🤖 AI Summary
This work addresses the challenge of handling diverse data-driven priors in Bayesian inverse problems by proposing a unified framework based on score functions. The framework seamlessly incorporates various prior models—including Regularization by Denoising (RED), normalizing flows, score-based generative models, and convex ridge regularizers—into a common modeling paradigm. It is naturally integrated into efficient posterior sampling algorithms, significantly enhancing both the generality and computational efficiency of inference.
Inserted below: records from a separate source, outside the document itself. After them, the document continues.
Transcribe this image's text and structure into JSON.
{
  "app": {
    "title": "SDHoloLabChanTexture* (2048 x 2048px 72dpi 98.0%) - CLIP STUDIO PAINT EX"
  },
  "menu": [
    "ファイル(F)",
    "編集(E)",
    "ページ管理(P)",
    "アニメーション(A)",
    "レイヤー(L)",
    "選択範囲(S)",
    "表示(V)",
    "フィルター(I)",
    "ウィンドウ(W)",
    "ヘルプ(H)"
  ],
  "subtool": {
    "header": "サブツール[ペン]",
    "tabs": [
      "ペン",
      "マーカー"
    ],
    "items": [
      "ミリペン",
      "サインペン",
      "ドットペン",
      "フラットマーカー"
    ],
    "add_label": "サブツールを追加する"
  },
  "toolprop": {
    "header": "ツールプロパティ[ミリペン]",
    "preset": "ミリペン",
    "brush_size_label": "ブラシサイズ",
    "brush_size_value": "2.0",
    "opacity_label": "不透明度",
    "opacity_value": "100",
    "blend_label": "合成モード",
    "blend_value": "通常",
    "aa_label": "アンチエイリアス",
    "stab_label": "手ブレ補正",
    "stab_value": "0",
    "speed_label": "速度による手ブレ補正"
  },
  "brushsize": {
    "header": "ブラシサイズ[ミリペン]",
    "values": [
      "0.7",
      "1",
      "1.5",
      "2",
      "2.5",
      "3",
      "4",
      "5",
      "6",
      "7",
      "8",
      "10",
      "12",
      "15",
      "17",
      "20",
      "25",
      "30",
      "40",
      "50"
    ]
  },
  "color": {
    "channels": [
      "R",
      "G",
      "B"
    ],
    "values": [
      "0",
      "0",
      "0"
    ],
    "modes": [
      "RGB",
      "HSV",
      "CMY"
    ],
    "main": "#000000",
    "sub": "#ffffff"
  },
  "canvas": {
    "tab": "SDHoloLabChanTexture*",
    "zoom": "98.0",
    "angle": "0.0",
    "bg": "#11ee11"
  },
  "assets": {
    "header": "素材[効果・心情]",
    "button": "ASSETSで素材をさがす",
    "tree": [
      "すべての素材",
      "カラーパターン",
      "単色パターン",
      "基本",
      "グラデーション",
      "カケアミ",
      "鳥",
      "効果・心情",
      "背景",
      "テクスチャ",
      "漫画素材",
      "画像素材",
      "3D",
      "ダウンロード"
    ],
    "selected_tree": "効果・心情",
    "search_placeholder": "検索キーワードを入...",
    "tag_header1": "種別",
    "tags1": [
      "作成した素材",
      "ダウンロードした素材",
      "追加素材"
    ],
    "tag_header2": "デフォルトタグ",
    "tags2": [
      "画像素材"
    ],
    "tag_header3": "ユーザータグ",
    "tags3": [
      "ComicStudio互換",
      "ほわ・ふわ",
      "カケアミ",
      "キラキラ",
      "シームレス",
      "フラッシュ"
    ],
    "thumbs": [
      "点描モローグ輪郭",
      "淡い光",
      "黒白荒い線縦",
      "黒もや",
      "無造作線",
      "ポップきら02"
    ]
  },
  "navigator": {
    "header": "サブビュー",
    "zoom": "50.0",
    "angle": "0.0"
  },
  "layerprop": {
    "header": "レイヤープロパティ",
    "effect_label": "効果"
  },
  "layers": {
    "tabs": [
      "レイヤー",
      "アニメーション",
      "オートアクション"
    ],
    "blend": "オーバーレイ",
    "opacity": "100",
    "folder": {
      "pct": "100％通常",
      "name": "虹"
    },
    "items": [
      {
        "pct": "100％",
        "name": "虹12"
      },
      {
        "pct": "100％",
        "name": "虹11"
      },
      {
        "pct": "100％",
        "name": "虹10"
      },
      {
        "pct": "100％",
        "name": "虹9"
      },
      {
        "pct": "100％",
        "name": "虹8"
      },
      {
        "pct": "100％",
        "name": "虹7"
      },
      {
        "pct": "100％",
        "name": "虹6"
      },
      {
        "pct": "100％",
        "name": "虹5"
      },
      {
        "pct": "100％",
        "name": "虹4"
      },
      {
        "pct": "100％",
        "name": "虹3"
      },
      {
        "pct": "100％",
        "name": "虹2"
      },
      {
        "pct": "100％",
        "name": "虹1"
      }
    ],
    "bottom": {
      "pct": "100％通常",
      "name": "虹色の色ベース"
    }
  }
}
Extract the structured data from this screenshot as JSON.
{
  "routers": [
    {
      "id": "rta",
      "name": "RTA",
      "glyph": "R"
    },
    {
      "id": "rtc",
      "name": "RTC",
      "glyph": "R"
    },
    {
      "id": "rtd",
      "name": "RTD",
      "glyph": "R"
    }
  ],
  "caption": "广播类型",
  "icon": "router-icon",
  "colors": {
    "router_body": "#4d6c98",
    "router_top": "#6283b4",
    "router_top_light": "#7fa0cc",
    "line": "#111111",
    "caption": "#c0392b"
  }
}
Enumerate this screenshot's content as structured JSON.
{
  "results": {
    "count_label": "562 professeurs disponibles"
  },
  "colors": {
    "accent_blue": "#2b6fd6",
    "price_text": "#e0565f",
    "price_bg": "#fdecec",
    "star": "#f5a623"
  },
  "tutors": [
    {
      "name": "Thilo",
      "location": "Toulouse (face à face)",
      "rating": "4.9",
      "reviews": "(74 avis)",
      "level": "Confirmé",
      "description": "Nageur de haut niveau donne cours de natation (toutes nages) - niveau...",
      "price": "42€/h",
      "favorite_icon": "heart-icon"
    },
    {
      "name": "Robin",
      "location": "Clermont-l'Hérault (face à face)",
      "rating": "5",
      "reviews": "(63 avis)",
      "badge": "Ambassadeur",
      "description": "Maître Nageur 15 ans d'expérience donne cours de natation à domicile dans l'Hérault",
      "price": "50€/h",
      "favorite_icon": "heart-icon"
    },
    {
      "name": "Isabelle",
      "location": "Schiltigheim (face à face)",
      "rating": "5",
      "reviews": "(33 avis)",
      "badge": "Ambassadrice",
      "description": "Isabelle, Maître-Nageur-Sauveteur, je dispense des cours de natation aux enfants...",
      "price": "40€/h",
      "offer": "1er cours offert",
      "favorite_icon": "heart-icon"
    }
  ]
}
Extensive experiments on image inpainting, single-image super-resolution, and real-world geological image restoration demonstrate state-of-the-art performance, confirming the broad applicability and effectiveness of the proposed approach.
📝 Abstract
This paper reviews how a diverse set of popular data-driven priors commonly used in Bayesian inverse problems can be unified through their respective score functions. By framing these priors under this common perspective, we show that they can benefit from their straightfoward and effective integration into a recently proposed sampling algorithm. The applicability of this common framework is illustrated by considering several data-driven priors, namely regularization-by-denoising, normalizing flow-based priors, score-based generative models, and convex-ridge regularizers. For these four particular priors, the performance of the method is evaluated when conducting image inpainting and single image super-resolution. These results, as well as those obtained when restoring real images acquired in a geological context, demonstrate the efficiency of the method. This unified framework proves versatile enough to handle any posterior distribution defined by a broad class of score function-based priors, beyond the specific cases considered in this paper.